Wolkenkuckucksheime
Das Publikum sitzt auf der Bühne unter unzählige Lampen, die von der Decke hängen. Man fühlt sich wie in einem Wohnzimmer. Es ist gemütlich und gibt Weißwein für alle. Jedoch nur den von der Mosel. Der rheinische verursache Durchfall. Da sind sich die vier Freunde schnell einig, die inmitten der Zuschauer auf der Bühne im Titelgebenden »Chambe d’amis« sitzen. Initiiert wurde es von der Compagnie Selma95 aus Lausanne und dem Kölner Theaterkollektiv Futur3.
Wir erfahren, dass Anne-Lise und Jean-Pierre das deutsche Pärchen Petra und Thomas besuchen und dass »Schwarze Suppe« ein französischer Ausdruck für Durchfall sei. Mit Thomas hat Anne-Lise zu Studentenzeiten mal nackt im See gebadet. »Aber ohne jegliche Zweideutigkeit«, betont er. Dafür fällt seine Begrüßung jedoch stürmisch aus. Verlegen stehen sich die beiden Paare dann gegenüber und stolpern über die deutsch-französische Sprachbarriere. Autor und Dramaturg Antoine Jaccoud hat hier ein Freundesspektakel geliefert, dessen Textflächen mehr absurde Begriffsumkreisung sein wollen als Dialogspiel. Was bedeutet Freundschaft? Wie verständigt man sich? Die Schauspieler stammeln sich zweisprachig durch die Satzfragmente.
Vollkommen lost in translation ist Jean-Pierre. Er schleicht sich davon, um den Kölner Dom zu besichtigen. Vincent Fontannaz spielt ihn lässig, verstummt aber dann zum verwirrten Angsthasen. Als er zurückkommt, gibt ihm Thomas (Stefan H. Kraft) zu verstehen, dass er niemals ohne die anderen hätte gehen dürfen. »Der Freund ist frei, aber« ist eines seiner strengen Mantren.

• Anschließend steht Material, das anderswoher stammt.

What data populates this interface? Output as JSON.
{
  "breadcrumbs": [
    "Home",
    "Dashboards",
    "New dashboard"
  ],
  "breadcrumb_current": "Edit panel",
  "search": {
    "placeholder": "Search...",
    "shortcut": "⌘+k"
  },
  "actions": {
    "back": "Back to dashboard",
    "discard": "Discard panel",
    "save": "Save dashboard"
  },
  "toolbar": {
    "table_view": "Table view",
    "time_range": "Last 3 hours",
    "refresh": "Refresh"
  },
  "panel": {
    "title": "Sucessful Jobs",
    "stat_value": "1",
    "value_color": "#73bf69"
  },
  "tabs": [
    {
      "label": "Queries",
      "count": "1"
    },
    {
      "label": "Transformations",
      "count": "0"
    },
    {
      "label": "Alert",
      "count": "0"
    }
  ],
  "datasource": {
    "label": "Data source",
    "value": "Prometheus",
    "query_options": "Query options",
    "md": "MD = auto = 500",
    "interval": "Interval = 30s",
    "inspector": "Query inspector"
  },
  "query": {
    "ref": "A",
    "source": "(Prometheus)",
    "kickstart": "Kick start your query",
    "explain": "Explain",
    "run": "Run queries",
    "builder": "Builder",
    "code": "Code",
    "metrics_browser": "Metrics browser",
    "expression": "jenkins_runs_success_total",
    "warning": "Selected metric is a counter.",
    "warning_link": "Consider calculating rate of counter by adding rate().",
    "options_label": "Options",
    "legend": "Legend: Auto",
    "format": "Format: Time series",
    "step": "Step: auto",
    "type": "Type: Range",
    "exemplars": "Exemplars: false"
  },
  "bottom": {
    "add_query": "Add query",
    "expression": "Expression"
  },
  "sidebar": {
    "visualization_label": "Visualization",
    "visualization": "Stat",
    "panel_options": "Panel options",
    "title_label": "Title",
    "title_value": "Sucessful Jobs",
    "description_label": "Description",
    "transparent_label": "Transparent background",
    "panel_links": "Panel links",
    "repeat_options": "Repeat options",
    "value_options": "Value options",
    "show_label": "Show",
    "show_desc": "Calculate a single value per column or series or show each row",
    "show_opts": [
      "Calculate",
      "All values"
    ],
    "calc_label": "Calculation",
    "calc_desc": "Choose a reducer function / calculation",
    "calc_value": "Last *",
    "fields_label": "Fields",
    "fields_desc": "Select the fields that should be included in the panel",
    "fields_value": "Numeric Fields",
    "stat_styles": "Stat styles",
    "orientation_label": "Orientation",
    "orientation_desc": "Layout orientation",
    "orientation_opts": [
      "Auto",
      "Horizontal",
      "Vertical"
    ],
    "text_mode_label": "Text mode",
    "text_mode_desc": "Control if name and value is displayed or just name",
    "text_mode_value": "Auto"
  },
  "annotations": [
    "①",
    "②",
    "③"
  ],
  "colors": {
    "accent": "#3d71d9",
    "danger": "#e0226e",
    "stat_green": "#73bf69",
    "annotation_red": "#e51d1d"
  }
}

Die bruchstückhaften Sprachgefechte nehmen Fahrt auf — die Themen wiederholen sich in Endlosschleife: das liebevoll eingerichtete »Chambre d’amis«, das Symbol für die Freundschaft, für das es keine passende Übersetzung ins Deutsche gibt, die abführende Wirkung des Weißweins, das unzweideutige Nacktbaden. All das bringen Rebecca Madita Hundt und Françoise Boillat als Petra und Anne-Lise in ihrer Performance gekonnt auf den Punkt. Was fehlt, ist eine clevere Dialektik. Die Wiederholungen münden pointenfrei ins Nichts. Die Komik speist sich eher aus eingestreuten Beziehungsklischees oder kleinen Albernheiten. Die Schauspieler werfen mit Brot und bespucken sich mit Wein. OK, vielleicht müssen das Freunde aushalten können. Nur: so verläuft sich der Abend irgendwo zwischen Boulevard, Sprachperformance und zynischer Freundschaftsanalyse.